What causes infant colic?
The exact causes of infant colic are not fully understood, but there are several theories.
One of the possible causes is an immature digestive system of the infant. The muscles of the intestine and stomach may be overly sensitive to stimulation, which can lead to painful spasms.
Another possible cause is a food intolerance or sensitivity in the infant. Some nursing mothers may eat foods that irritate their baby’s digestive system, causing gas, bloating and abdominal pain.
Finally, colic can also be caused by environmental factors such as stress, noise, light or sensory over-stimulation.
How to relieve colic in infants?
The onset of colic for baby can be stressful for parents. The newborn keeps squirming, which makes feeding difficult. First of all, it is important to ensure a good feeding position for your baby.
Bottle positions to avoid colic
Here are a few positions to adopt when giving a bottle:
- The semi-seated position: Sit comfortably with your baby in your arms in a semi-seated position, i.e. slightly tilted backwards. Keep your baby close to you and support his head and neck with your hand. This position helps prevent air from building up in your baby’s stomach.
- Prone position: Place your baby on your forearm, with his belly resting on your arm and his head supported by your hand. Make sure your baby is able to breathe freely and that his or her chin is not pressed against your arm. This position can help release gas and relieve colic.
- Reclining: Use a nursing pillow or wedge-shaped cushion to slightly recline your baby when he or she takes a bottle. This position can help prevent air from building up in the stomach and reduce colic.
Breastfeeding positions to avoid colic
Here are some positions that can help prevent colic in breastfed infants
- The Madonna position: Sit comfortably in a chair or on a couch, with your baby against your belly, supported by your arm. Your baby’s chin should be close to your breast, and his body should be in line with yours. This position allows a good positioning of the baby’s mouth on the breast and favors a good sucking, thus reducing the risk of colic.
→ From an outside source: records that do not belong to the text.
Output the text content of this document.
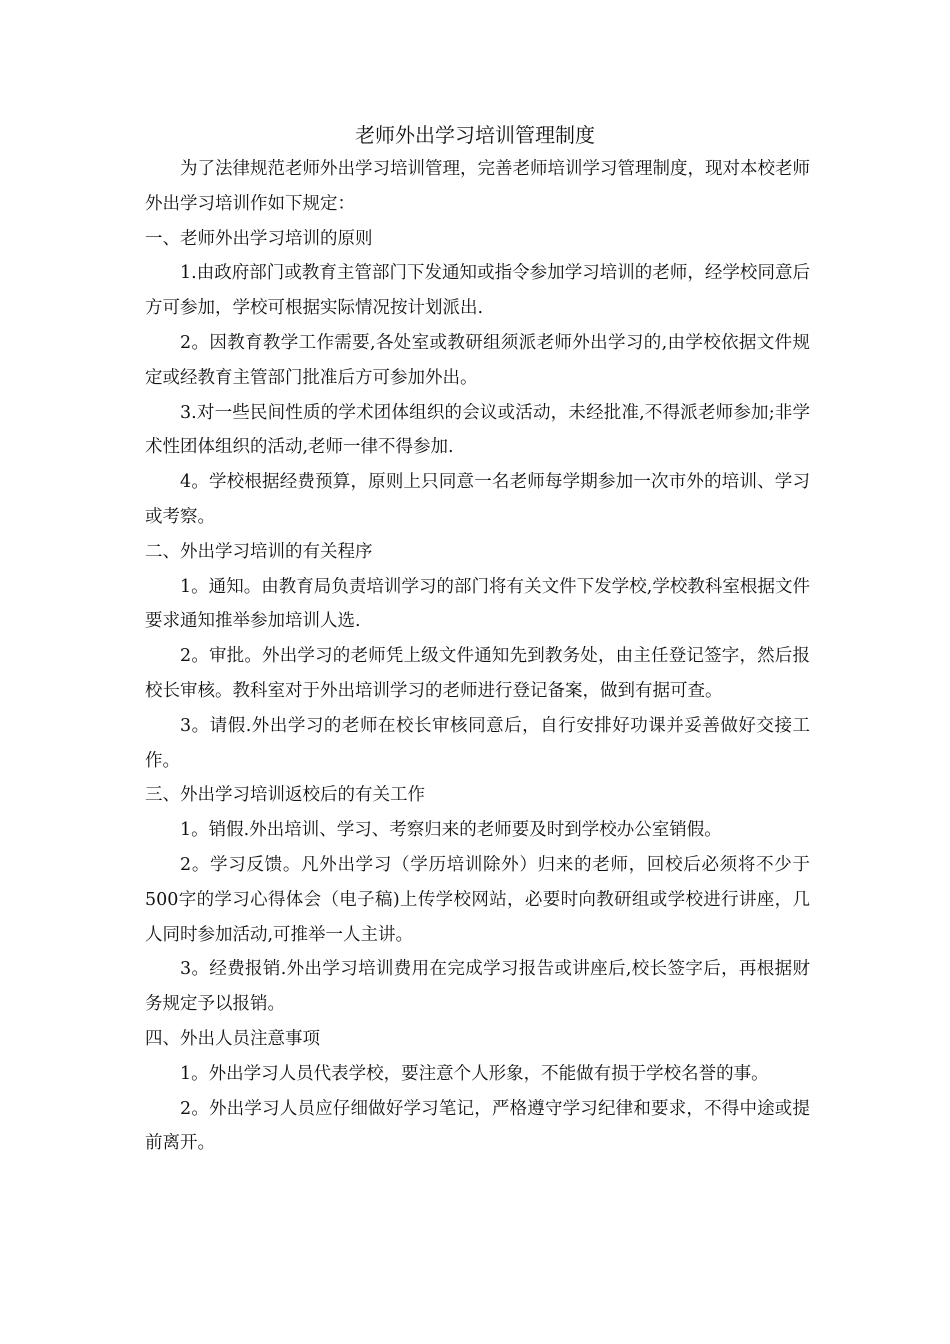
老师外出学习培训管理制度

为了法律规范老师外出学习培训管理，完善老师培训学习管理制度，现对本校老师外出学习培训作如下规定：

一、老师外出学习培训的原则

1.由政府部门或教育主管部门下发通知或指令参加学习培训的老师，经学校同意后方可参加，学校可根据实际情况按计划派出.

2。因教育教学工作需要,各处室或教研组须派老师外出学习的,由学校依据文件规定或经教育主管部门批准后方可参加外出。

3.对一些民间性质的学术团体组织的会议或活动，未经批准,不得派老师参加;非学术性团体组织的活动,老师一律不得参加.

4。学校根据经费预算，原则上只同意一名老师每学期参加一次市外的培训、学习或考察。

二、外出学习培训的有关程序

1。通知。由教育局负责培训学习的部门将有关文件下发学校,学校教科室根据文件要求通知推举参加培训人选.

2。审批。外出学习的老师凭上级文件通知先到教务处，由主任登记签字，然后报校长审核。教科室对于外出培训学习的老师进行登记备案，做到有据可查。

3。请假.外出学习的老师在校长审核同意后，自行安排好功课并妥善做好交接工作。

三、外出学习培训返校后的有关工作

1。销假.外出培训、学习、考察归来的老师要及时到学校办公室销假。

2。学习反馈。凡外出学习（学历培训除外）归来的老师，回校后必须将不少于500字的学习心得体会（电子稿)上传学校网站，必要时向教研组或学校进行讲座，几人同时参加活动,可推举一人主讲。

3。经费报销.外出学习培训费用在完成学习报告或讲座后,校长签字后，再根据财务规定予以报销。

四、外出人员注意事项

1。外出学习人员代表学校，要注意个人形象，不能做有损于学校名誉的事。

2。外出学习人员应仔细做好学习笔记，严格遵守学习纪律和要求，不得中途或提前离开。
- The rugby ball position: Sit comfortably with your baby on your side, supported by your arm. Your baby’s face should face your breast and his body should be in line with yours. This position allows for proper positioning of the baby’s mouth on the breast and can help relieve abdominal pain by allowing gas to escape more easily.
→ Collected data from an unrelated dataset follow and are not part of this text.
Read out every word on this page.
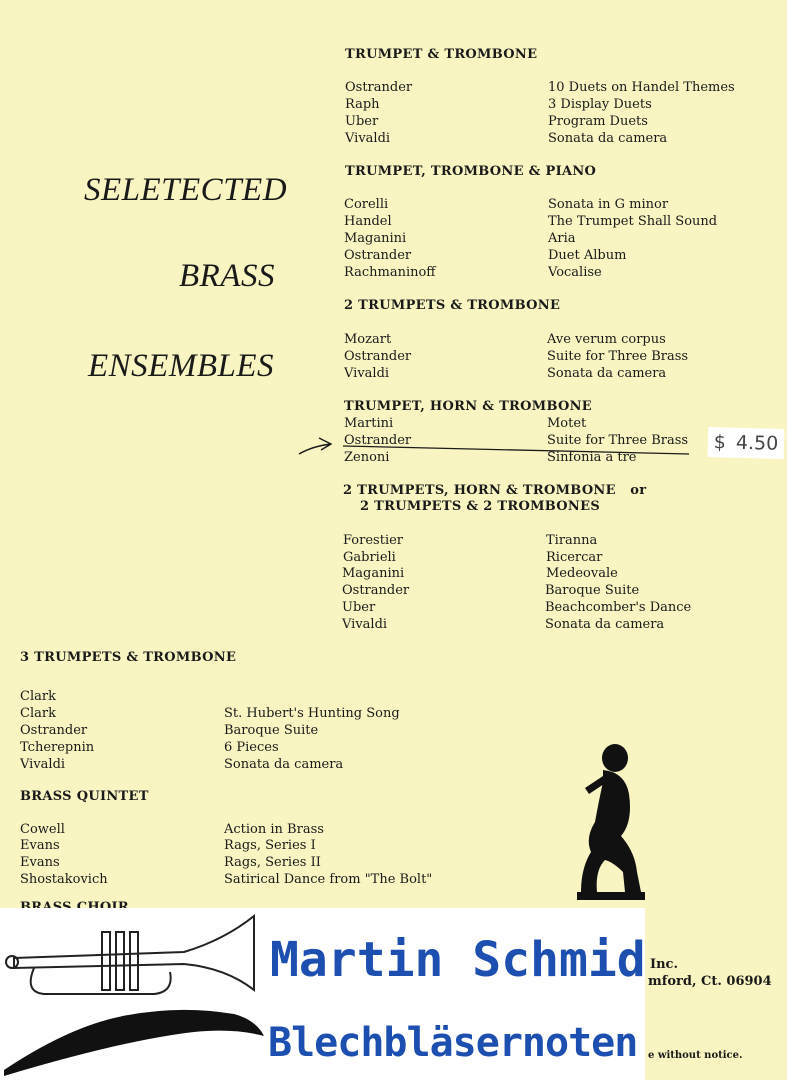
SELETECTED
BRASS
ENSEMBLES
TRUMPET & TROMBONE
Ostrander	10 Duets on Handel Themes
Raph	3 Display Duets
Uber	Program Duets
Vivaldi	Sonata da camera
TRUMPET, TROMBONE & PIANO
Corelli	Sonata in G minor
Handel	The Trumpet Shall Sound
Maganini	Aria
Ostrander	Duet Album
Rachmaninoff	Vocalise
2 TRUMPETS & TROMBONE
Mozart	Ave verum corpus
Ostrander	Suite for Three Brass
Vivaldi	Sonata da camera
TRUMPET, HORN & TROMBONE
Martini	Motet
Ostrander	Suite for Three Brass
Zenoni	Sinfonia a tre
$ 4.50
2 TRUMPETS, HORN & TROMBONE   or
2 TRUMPETS & 2 TROMBONES
Forestier	Tiranna
Gabrieli	Ricercar
Maganini	Medeovale
Ostrander	Baroque Suite
Uber	Beachcomber's Dance
Vivaldi	Sonata da camera
3 TRUMPETS & TROMBONE
Clark
Clark	St. Hubert's Hunting Song
Ostrander	Baroque Suite
Tcherepnin	6 Pieces
Vivaldi	Sonata da camera
BRASS QUINTET
Cowell	Action in Brass
Evans	Rags, Series I
Evans	Rags, Series II
Shostakovich	Satirical Dance from "The Bolt"
Inc.
mford, Ct. 06904
e without notice.
Martin Schmid
Blechbläsernoten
- The Lying Down Position: Lie on your side with your baby against your belly, supported by your arm. Your baby’s face should face your breast and his body should be in line with yours. This position can be useful for mothers who have shoulder or back pain.
Massages relieve colic
In addition, to reduce abdominal pain, it may be helpful to gently massage your infant’s belly. Massage clockwise to help relieve gas and abdominal pain. Hot baths or hot compresses can also help relieve pain.
Breastfeeding: what foods to avoid to avoid colic?
Are there certain foods that should be avoided to prevent abdominal pain and colic in infants?
Although it depends on the child and his or her individual sensitivities, it is recommended to avoid foods that are potentially irritating to the baby’s digestive system.
The foods most commonly associated with colic in infants are dairy products, spicy foods, citrus fruits, fried foods and high-fiber foods. These foods can cause gas and bloating in infants, which can make colic worse.
This does not mean that mothers should avoid these foods altogether, but rather eat them in moderation. It is advisable to observe their infant’s reactions after each meal. It may also be advisable to follow a temporary elimination diet to identify foods that may be causing problems for their infant.
In all cases, it is best to seek advice from a professional (IBCLC lactation consultant or midwife).